Data Analysis of NYC Airbnb

Project Report

By: Fullwin Liang

1. Can we predict the rental prices grouped by room type for an Airbnb?

This project, which analyzes public data from Airbnb, is aimed for both consumers and

professionals alike. We address several questions such as, “What type of rooms do people rent out the

most?”, “Where are the most expensive or least expensive rooms located?”, “What are the average prices

of rooms in each borough of NYC?” In addition to those answers, we provide a comparison of the prices

between different rooms in different boroughs. We aim to answer these questions using Exploratory Data

Analysis, or EDA, and we construct a predictive model which utilizes machine learning tools to improve

model accuracy. The purpose of this model is to predict the rental prices for an Airbnb by room type.

2. Data Description:

The Airbnb data set under scrutiny was obtained from Kaggle. The dataset is strictly about

Airbnb’s in NYC. This data set contains 48,895 observations along with 16 variables. The 16 variables

names are User “ID”, “Name”, “Host ID”,” Host Name”,” Neighborhood Group” (i.e. boroughs),

coordinate location (“latitude and longitude”), “Room Type” (i.e. private home, apartment, shared

rooms), “Price”, “Host Listing Counts”, “Yearly Availability of the Room”, “Minimum Nights” in which

one could stay, “Number of Reviews”, along with “Reviews per Month.”

After obtaining our dataset, we ran into several issues that could potentially impact our analysis.

Among the several issues were input errors, null values, and extraneous data. To combat these issues,we

had to clean the data. This involved identifying and distinguishing the types of errors, i.e. input errors and

null values and determining whether there was any salvageable data. In the case of price, we found that

there were input errors, such as price being equal to zero, so in those cases we had to delete the data since

it could not meaningfully contribute to our analysis.
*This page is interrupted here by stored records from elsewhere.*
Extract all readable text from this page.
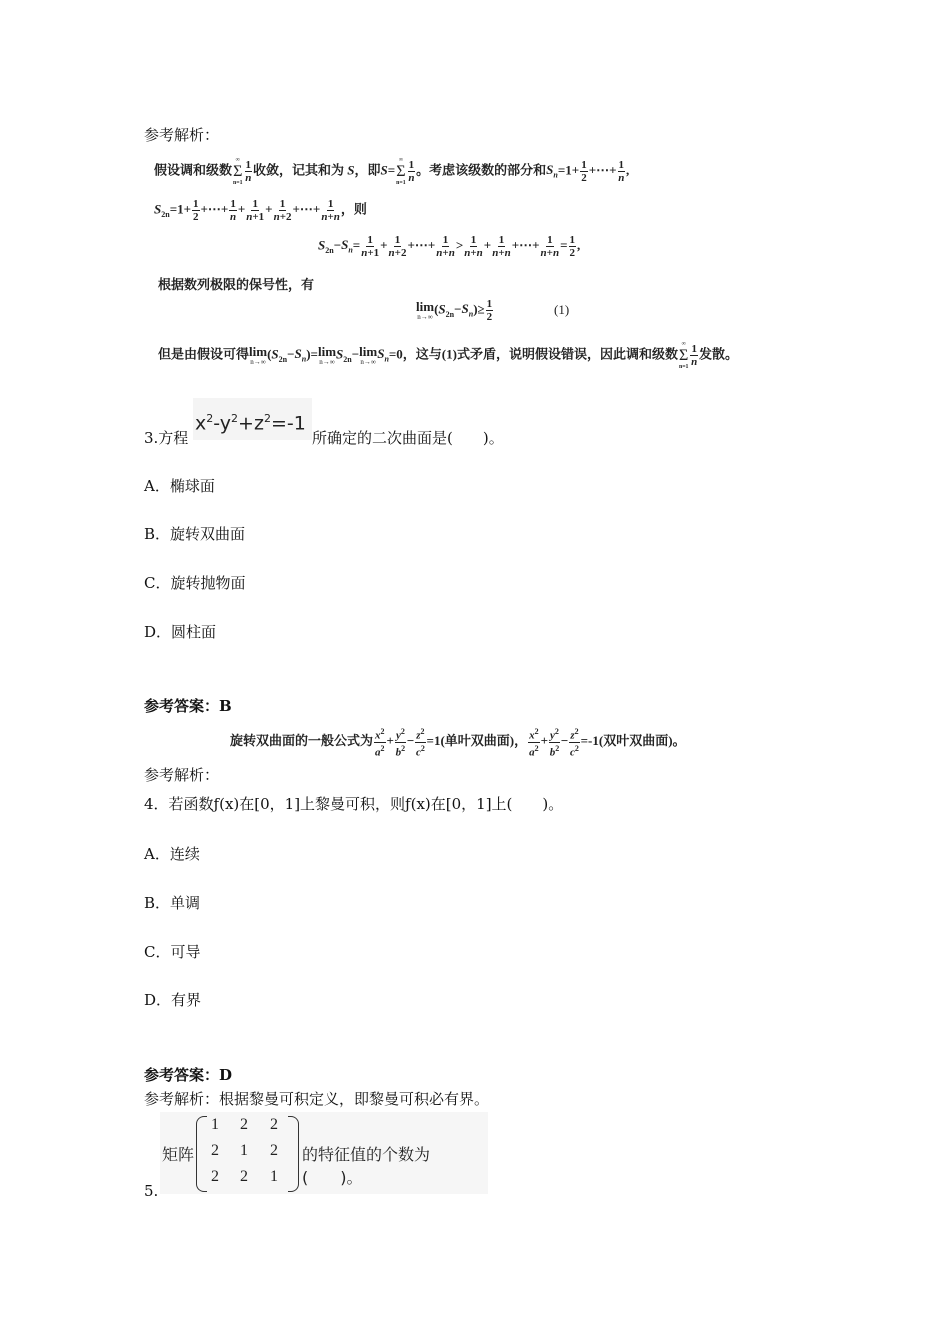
参考解析：
假设调和级数
∞
Σ
$n=1 \frac{1}{n}$ 收敛，记其和为 S，即S=
∞
Σ
$n=1 \frac{1}{n}$ 。考虑该级数的部分和$S_n=1+ \frac{1}{2}$ +⋯+ $\frac{1}{n}$ ,
$S_{2n}=1+ \frac{1}{2}$ +⋯+ $\frac{1}{n} + \frac{1}{n+1} + \frac{1}{n+2}$ +⋯+ $\frac{1}{n+n}$ ，则
$S_{2n}-S_n= \frac{1}{n+1} + \frac{1}{n+2}$ +⋯+ $\frac{1}{n+n} > \frac{1}{n+n} + \frac{1}{n+n}$ +⋯+ $\frac{1}{n+n} = \frac{1}{2}$ ,
根据数列极限的保号性，有
lim
n→∞
$(S_{2n}-S_n)\ge \frac{1}{2}$	(1)
但是由假设可得lim
n→∞
$(S_{2n}-S_n)=\lim$
n→∞
$S_{2n}-\lim$
n→∞
$S_n=0$，这与(1)式矛盾，说明假设错误，因此调和级数
∞
Σ
$n=1 \frac{1}{n}$ 发散。
3.方程
$x^2-y^2+z^2=-1$
所确定的二次曲面是(　　)。
A．椭球面
B．旋转双曲面
C．旋转抛物面
D．圆柱面
参考答案：B
旋转双曲面的一般公式为 $\frac{x^2}{a^2} + \frac{y^2}{b^2} - \frac{z^2}{c^2} =1$(单叶双曲面)， $\frac{x^2}{a^2} + \frac{y^2}{b^2} - \frac{z^2}{c^2} =-1$(双叶双曲面)。
参考解析：
4．若函数ƒ(x)在[0，1]上黎曼可积，则ƒ(x)在[0，1]上(　　)。
A．连续
B．单调
C．可导
D．有界
参考答案：D
参考解析：根据黎曼可积定义，即黎曼可积必有界。
5.
矩阵
1 2 2
2 1 2
2 2 1
的特征值的个数为(　　)。
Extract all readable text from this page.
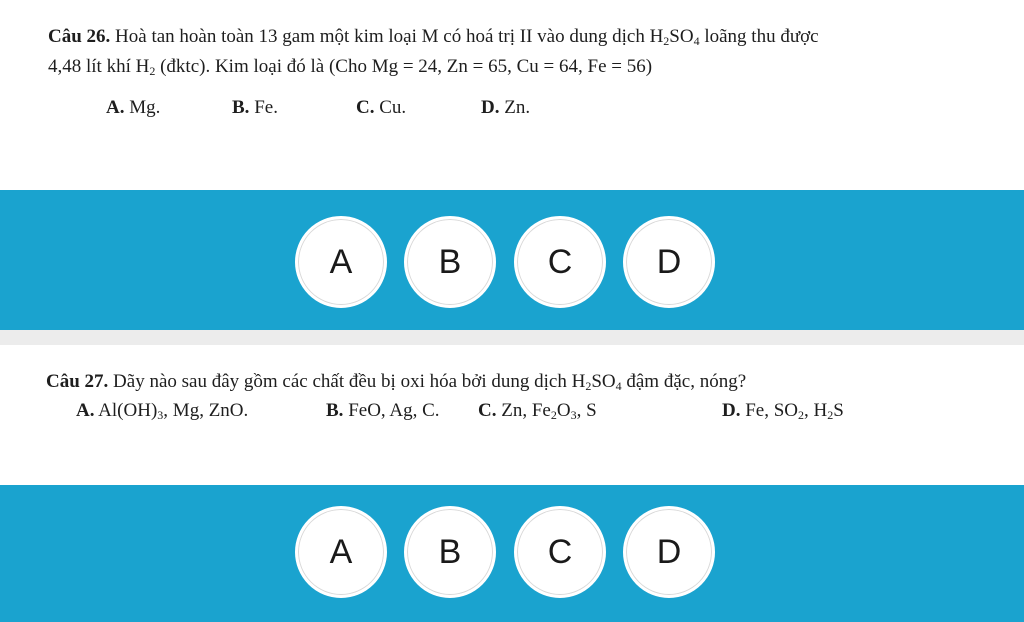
Câu 26. Hoà tan hoàn toàn 13 gam một kim loại M có hoá trị II vào dung dịch $H_2SO_4$ loãng thu được
4,48 lít khí $H_2$ (đktc). Kim loại đó là (Cho Mg = 24, Zn = 65, Cu = 64, Fe = 56)
A. Mg.	B. Fe.	C. Cu.	D. Zn.
A	B	C	D
Câu 27. Dãy nào sau đây gồm các chất đều bị oxi hóa bởi dung dịch $H_2SO_4$ đậm đặc, nóng?
A. $Al(OH)_3$, Mg, ZnO.	B. FeO, Ag, C. C. Zn, $Fe_2O_3$, S	D. Fe, $SO_2$, $H_2S$
A	B	C	D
A portion of the data was also irrelevant, so we were forced to eliminate these variables. This

irrelevance in data most likely only existed to ease previous internal analysis of the data or to help catalog

user information. Among the eliminated factors were the User ID, and Host Name.Since this data had no

meaningful insight, we decided to reduce our data set so that we wouldn’t have to consider factors that did

not contribute to our analysis. According to our data, we have some missing data on the variable,

“Reviews_per_month” which accounts to about 20.56% missing data from the total observations. To

manipulate and clean the dataset, I assumed that there were null values because there have been 0 reviews

where the data is missing for “reviews_per_month”. Therefore, I set the null values to 0 for that variable

which fixes the problem of having null values in the dataset. In addition to this, I also got rid of the

observations where the price of the Airbnb is equal to 0. This must’ve been some error in the dataset

because I would assume there is no free Airbnb’s in NYC.

3. Exploratory Data Analysis (Discrete Variables)

Figure 1.1

Based on Figure 1.1, we can get a rough estimation of the location of Airbnb’s. Each borough is

differentiated by a unique color. We can tell that Staten Island, which is colored in purple, has a greater

distance between each Airbnb. This could potentially be due to Staten Island having the most landmass

and lowest population density, therefore having the less occupied Airbnb’s.

Figure 1.2

Figure 1.2 presents bar charts which plots the frequency of Airbnb’s that are located in Manhattan,

Brooklyn, Queens, the Bronx, and Staten Island. The counts for these are 21661,20104, 5666, 1091, and

373, respectively.

Figure 1.3

Figure 1.3 shows the count of rooms located in Manhattan, Brooklyn, Queens, the Bronx, and Staten

Island and colors them by room type, which includes “entire homes/apartments”, “private room”, and

“shared room.” Thus based on the charts, we can conclude that Manhattan tends to be the borough with

the most rented Airbnbs and the most popular room type tends to be “entire homes/apartments”.

4. Continued EDA on Continuous Variables

Now that we have answered some pertinent questions regarding our discrete variables, such as the

quantity of room types in different boroughs, we shift our focus towards our continuous variable, price.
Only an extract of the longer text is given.